An Egg a Day and How To Decode Labels on the Carton
Barring any allergies, an egg can be a very nutritionally dense food. A recently published study, out of the University of Finland may bring some hope for egg-lovers. The study shows that an egg a day did not have a significant effect on blood cholesterol levels of genetically susceptible individuals. You can read the study byclicking here.
If you are on a egg-restricted diet, we suggest you check in with your physician, nutritionist or other healthcare provider. Otherwise, go ahead and enjoy this nutritionally dense food. If you are introducing this into your diet for the first time, do not forget to check with your doctor or pharmacist to be sure it does not interfere with your medications.
When buying eggs, the labels on the cartons can be very confusing ranging from Farm Fresh to Cage Free to Free Range. Additional labels include All Natural, Organic, Certified Humane, Pasture-Raised and Pasteurized…the list goes on. There is an excellent article ion NPR.org breaking down the different labels and the details of what each one means.You can read it here.

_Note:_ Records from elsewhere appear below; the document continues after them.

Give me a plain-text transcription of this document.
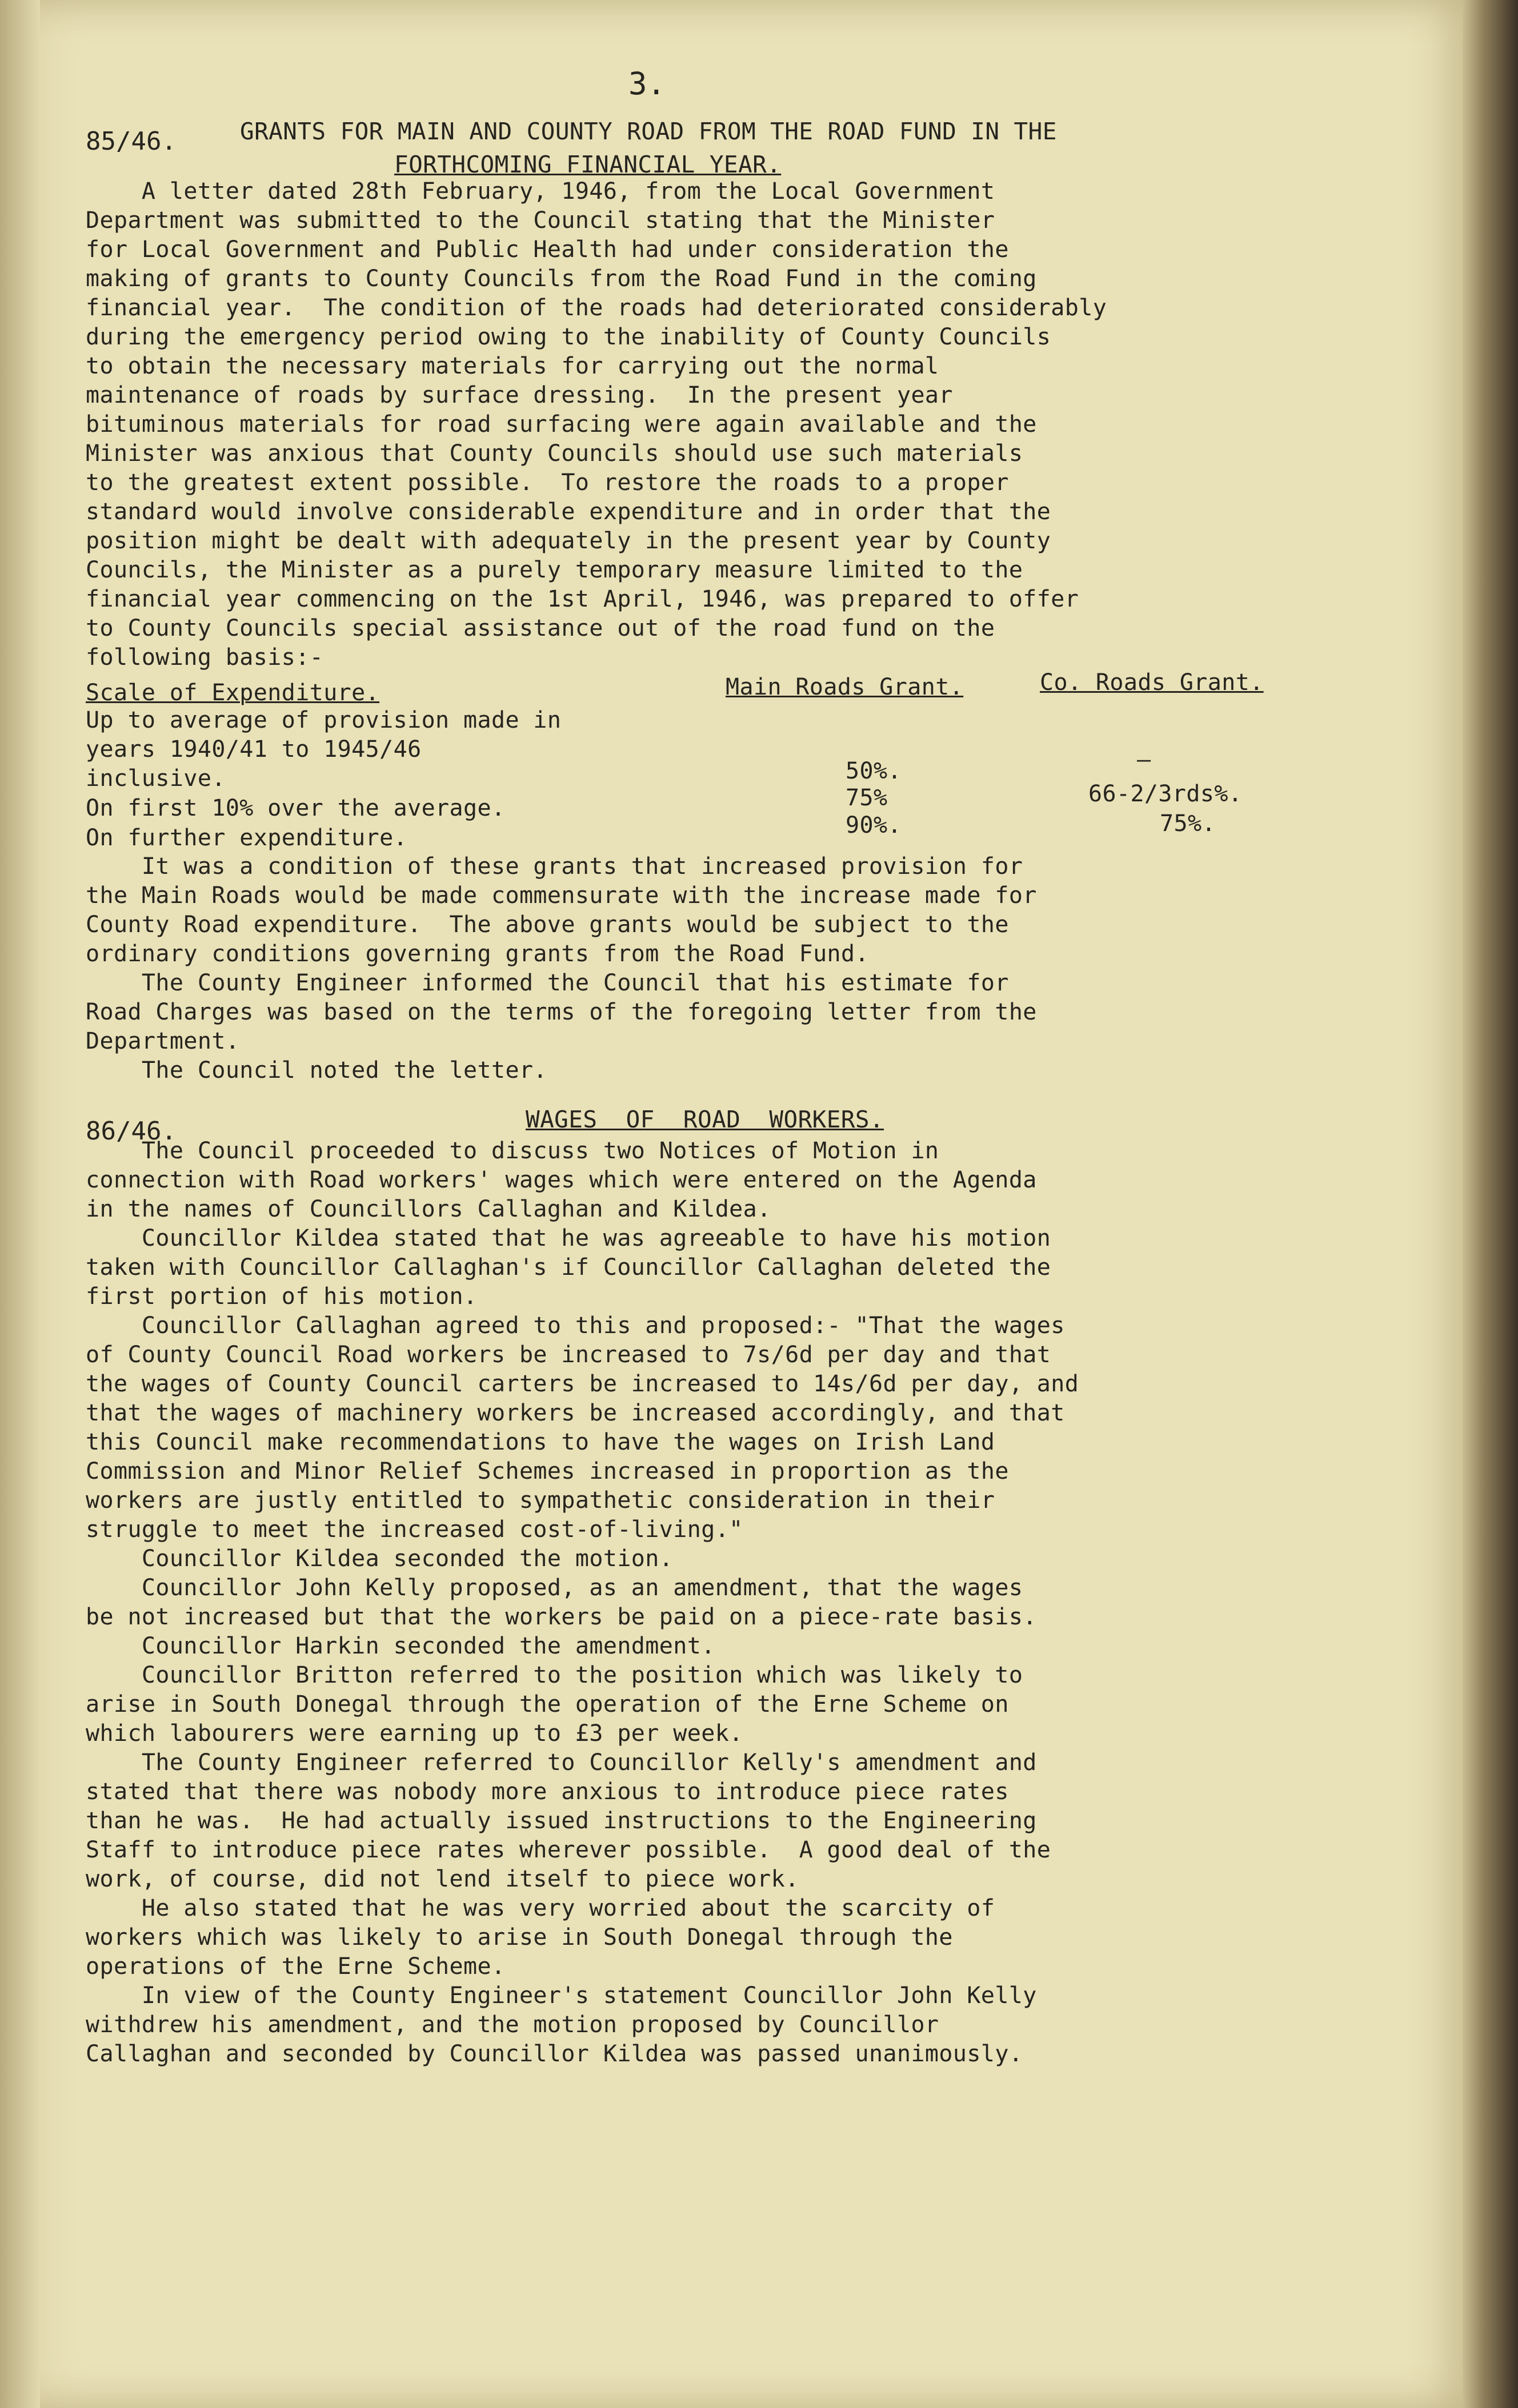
3.
85/46.	GRANTS FOR MAIN AND COUNTY ROAD FROM THE ROAD FUND IN THE
FORTHCOMING FINANCIAL YEAR.
A letter dated 28th February, 1946, from the Local Government
Department was submitted to the Council stating that the Minister
for Local Government and Public Health had under consideration the
making of grants to County Councils from the Road Fund in the coming
financial year.  The condition of the roads had deteriorated considerably
during the emergency period owing to the inability of County Councils
to obtain the necessary materials for carrying out the normal
maintenance of roads by surface dressing.  In the present year
bituminous materials for road surfacing were again available and the
Minister was anxious that County Councils should use such materials
to the greatest extent possible.  To restore the roads to a proper
standard would involve considerable expenditure and in order that the
position might be dealt with adequately in the present year by County
Councils, the Minister as a purely temporary measure limited to the
financial year commencing on the 1st April, 1946, was prepared to offer
to County Councils special assistance out of the road fund on the
following basis:-
Scale of Expenditure.	Main Roads Grant.	Co. Roads Grant.
Up to average of provision made in
years 1940/41 to 1945/46
inclusive.	50%.	—
On first 10% over the average.	75%	66-2/3rds%.
On further expenditure.	90%.	75%.
It was a condition of these grants that increased provision for
the Main Roads would be made commensurate with the increase made for
County Road expenditure.  The above grants would be subject to the
ordinary conditions governing grants from the Road Fund.
The County Engineer informed the Council that his estimate for
Road Charges was based on the terms of the foregoing letter from the
Department.
The Council noted the letter.
86/46.	WAGES  OF  ROAD  WORKERS.
The Council proceeded to discuss two Notices of Motion in
connection with Road workers' wages which were entered on the Agenda
in the names of Councillors Callaghan and Kildea.
Councillor Kildea stated that he was agreeable to have his motion
taken with Councillor Callaghan's if Councillor Callaghan deleted the
first portion of his motion.
Councillor Callaghan agreed to this and proposed:- "That the wages
of County Council Road workers be increased to 7s/6d per day and that
the wages of County Council carters be increased to 14s/6d per day, and
that the wages of machinery workers be increased accordingly, and that
this Council make recommendations to have the wages on Irish Land
Commission and Minor Relief Schemes increased in proportion as the
workers are justly entitled to sympathetic consideration in their
struggle to meet the increased cost-of-living."
Councillor Kildea seconded the motion.
Councillor John Kelly proposed, as an amendment, that the wages
be not increased but that the workers be paid on a piece-rate basis.
Councillor Harkin seconded the amendment.
Councillor Britton referred to the position which was likely to
arise in South Donegal through the operation of the Erne Scheme on
which labourers were earning up to £3 per week.
The County Engineer referred to Councillor Kelly's amendment and
stated that there was nobody more anxious to introduce piece rates
than he was.  He had actually issued instructions to the Engineering
Staff to introduce piece rates wherever possible.  A good deal of the
work, of course, did not lend itself to piece work.
He also stated that he was very worried about the scarcity of
workers which was likely to arise in South Donegal through the
operations of the Erne Scheme.
In view of the County Engineer's statement Councillor John Kelly
withdrew his amendment, and the motion proposed by Councillor
Callaghan and seconded by Councillor Kildea was passed unanimously.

So which one should you buy? My preference is to buy Organic or Certified Humane or Pasture-Raised (different from pasteurized) or better yet, from your local Farmer’s Market. Many regular grocery stores (not just Whole Foods:)) carries these with prices anywhere from $4-$6/dozen. The extra$$ it costs to avoid the hormone/antiobiotic containing eggs from conventional brands,will pay for itself over time:) There is also the chance that you may fall for the taste of these “non-conventional/industrially raised” eggs. Who said healthy cannot be yummy? So enjoy that egg but know what you are getting.